Pensions lawyer Matthew Giles of Squire Sanders says HRDs should stick to communicating about auto-enrolment and pensions as a benefit on its own, and not mixed in with anything else, in order to remain on the right side of auto-enrolment legislation. “It’s not a good idea to talk about other excellent benefits in the same piece of communication,” he says. “It could be seen as providing inducements towards not taking out a pension.”
Outsourcing or in-house?
What do you want to achieve with your pensions communications? Can you do that on an ongoing basis? Is the skill-set of the people responsible for communication in your company up to the job? If not, what training is needed to get them up to speed? Are these people the right influencers in the business? Are you confident they can deliver the key messages? Start listing out these questions, and according to Johanna Lennon, communications consultant, Aon Hewitt, it’s little wonder that outsourcing communications could be an attractive option.

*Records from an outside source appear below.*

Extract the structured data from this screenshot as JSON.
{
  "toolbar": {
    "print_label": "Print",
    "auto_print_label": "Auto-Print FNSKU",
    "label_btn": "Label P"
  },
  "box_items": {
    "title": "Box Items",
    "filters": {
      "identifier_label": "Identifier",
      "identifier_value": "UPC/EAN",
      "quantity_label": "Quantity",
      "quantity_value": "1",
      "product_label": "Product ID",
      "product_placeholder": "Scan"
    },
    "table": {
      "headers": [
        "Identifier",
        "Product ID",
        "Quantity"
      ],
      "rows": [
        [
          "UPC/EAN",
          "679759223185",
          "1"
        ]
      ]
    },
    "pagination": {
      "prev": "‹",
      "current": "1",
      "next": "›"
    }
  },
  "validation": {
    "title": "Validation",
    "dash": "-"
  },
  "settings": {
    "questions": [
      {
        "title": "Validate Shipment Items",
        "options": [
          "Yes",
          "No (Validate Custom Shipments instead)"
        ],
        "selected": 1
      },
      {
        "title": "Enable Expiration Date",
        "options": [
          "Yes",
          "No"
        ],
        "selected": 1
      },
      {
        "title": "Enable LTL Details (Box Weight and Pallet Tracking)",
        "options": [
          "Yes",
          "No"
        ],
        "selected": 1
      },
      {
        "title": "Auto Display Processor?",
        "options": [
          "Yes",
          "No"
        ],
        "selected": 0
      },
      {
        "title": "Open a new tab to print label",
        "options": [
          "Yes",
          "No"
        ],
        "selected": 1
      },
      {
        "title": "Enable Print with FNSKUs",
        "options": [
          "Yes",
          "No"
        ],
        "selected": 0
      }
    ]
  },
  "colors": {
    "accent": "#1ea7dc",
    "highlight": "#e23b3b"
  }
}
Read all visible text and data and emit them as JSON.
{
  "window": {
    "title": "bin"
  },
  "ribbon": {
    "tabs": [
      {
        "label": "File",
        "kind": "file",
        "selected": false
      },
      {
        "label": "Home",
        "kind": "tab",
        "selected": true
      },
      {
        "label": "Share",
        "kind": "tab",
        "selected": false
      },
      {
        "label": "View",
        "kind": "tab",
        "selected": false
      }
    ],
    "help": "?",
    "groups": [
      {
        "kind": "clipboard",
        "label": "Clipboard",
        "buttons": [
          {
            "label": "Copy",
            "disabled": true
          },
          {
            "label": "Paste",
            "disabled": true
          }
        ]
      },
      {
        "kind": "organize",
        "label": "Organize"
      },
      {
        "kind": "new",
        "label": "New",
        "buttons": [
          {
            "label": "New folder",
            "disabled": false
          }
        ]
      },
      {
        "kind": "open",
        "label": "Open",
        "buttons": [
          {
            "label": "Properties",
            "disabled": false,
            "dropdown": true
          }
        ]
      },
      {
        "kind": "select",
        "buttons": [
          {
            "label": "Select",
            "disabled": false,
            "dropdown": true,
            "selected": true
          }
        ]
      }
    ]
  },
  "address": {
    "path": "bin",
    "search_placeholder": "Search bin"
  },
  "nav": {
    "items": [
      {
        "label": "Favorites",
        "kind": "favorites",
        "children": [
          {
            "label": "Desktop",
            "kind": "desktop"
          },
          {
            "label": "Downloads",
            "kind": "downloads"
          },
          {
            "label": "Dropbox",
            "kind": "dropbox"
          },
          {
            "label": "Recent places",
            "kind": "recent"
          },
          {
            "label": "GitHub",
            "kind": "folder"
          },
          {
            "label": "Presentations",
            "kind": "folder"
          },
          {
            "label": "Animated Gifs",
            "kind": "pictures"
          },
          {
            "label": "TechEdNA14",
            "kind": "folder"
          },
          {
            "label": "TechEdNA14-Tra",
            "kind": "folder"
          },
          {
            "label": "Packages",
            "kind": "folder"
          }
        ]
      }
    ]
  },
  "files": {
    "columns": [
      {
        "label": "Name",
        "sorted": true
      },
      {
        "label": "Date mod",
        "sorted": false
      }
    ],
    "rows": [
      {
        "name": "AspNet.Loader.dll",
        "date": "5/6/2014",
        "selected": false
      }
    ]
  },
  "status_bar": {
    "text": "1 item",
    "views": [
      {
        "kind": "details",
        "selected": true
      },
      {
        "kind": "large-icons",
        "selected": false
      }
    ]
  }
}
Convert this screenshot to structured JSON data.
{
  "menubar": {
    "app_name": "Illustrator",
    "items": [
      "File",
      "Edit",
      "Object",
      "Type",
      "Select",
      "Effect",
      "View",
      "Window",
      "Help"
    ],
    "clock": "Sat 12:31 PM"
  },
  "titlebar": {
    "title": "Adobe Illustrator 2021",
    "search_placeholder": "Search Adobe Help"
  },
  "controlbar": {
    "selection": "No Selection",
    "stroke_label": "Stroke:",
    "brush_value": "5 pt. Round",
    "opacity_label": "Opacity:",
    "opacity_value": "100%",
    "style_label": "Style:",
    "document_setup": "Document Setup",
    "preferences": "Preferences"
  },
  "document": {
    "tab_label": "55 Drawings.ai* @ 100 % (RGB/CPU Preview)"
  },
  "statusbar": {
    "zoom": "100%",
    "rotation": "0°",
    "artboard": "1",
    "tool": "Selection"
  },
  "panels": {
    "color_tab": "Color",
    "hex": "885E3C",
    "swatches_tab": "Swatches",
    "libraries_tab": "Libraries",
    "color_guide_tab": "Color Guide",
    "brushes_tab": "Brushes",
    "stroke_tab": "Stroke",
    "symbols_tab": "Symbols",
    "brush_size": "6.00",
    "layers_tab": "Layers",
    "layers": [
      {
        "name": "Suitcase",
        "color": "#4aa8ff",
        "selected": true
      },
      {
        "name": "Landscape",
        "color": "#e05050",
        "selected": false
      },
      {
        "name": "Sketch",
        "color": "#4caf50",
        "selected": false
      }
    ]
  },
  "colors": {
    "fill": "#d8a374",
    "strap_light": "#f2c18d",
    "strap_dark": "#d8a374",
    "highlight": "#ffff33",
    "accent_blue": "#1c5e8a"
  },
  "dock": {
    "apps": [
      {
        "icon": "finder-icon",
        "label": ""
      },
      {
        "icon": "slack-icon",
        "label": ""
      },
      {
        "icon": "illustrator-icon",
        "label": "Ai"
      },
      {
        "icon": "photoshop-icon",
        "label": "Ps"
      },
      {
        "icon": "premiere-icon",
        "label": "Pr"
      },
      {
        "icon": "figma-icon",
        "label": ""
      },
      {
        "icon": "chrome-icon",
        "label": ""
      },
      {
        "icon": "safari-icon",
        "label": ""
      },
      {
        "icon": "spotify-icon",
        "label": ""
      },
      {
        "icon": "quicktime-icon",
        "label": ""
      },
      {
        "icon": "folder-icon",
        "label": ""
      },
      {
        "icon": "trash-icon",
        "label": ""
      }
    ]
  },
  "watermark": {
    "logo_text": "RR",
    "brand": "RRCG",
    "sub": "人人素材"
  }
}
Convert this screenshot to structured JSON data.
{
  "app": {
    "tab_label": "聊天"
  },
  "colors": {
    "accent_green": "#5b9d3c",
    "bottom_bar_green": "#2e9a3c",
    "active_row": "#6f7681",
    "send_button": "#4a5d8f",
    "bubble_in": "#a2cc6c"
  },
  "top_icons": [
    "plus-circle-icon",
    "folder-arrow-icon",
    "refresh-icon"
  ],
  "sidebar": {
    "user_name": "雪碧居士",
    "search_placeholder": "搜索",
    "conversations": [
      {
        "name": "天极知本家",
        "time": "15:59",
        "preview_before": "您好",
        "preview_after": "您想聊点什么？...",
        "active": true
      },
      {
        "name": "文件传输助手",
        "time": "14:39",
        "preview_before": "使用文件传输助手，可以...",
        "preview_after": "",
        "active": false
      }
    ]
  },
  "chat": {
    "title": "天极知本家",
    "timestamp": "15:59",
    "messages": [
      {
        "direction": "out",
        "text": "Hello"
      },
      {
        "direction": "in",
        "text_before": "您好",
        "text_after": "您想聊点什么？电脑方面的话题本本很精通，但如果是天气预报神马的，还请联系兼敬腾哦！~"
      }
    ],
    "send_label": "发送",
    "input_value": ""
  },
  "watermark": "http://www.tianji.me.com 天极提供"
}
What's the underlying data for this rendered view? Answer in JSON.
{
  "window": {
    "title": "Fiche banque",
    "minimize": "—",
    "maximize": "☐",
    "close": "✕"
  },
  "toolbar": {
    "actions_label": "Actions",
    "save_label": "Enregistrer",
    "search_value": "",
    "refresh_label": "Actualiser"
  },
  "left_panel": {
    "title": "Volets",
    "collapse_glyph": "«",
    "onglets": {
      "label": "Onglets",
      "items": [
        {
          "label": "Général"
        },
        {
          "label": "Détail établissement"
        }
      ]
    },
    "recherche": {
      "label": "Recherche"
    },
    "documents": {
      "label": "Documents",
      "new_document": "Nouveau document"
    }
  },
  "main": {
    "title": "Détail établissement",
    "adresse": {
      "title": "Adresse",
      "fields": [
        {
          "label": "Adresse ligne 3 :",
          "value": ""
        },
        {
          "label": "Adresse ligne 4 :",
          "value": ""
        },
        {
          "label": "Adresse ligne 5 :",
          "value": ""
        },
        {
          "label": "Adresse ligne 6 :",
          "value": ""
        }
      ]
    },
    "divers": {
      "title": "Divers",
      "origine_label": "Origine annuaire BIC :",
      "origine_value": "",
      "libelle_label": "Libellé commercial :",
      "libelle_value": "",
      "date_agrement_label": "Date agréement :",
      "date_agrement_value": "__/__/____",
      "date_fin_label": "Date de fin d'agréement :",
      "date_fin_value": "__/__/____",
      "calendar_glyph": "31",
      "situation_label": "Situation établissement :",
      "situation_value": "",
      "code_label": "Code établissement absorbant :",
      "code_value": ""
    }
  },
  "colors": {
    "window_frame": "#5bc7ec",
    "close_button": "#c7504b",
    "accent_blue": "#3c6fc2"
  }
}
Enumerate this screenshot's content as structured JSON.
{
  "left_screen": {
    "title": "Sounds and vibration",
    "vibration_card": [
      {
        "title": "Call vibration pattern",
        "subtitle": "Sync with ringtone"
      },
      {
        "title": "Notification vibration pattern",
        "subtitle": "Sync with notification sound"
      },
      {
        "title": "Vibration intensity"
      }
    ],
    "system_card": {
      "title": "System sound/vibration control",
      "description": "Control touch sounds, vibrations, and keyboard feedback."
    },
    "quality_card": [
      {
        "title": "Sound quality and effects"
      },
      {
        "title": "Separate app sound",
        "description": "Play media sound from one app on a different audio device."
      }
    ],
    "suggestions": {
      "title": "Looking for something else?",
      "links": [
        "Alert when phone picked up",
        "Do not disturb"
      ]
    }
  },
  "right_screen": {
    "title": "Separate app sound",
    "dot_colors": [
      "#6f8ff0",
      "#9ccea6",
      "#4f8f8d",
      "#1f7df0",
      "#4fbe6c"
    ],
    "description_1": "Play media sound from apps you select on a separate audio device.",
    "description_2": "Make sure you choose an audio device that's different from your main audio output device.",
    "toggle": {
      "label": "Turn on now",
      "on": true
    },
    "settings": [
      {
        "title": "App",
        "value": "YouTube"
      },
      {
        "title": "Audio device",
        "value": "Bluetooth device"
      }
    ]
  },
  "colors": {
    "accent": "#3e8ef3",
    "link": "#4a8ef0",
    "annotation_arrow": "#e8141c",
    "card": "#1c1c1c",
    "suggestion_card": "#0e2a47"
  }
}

“However, people think it’s either/or [in terms of outsourcing] – but it’s not,” she argues. “Agencies are more willing to share the workload than they were a few years ago, allowing firms to keep what they think they can do best and outsource the rest.” She argues outsourcing gives smaller firms economies on elements like printing and materials, as well as access to professional copywriters and legal teams. They are also removed from the day-to-day internal machinations of companies, which can sometimes fog communications.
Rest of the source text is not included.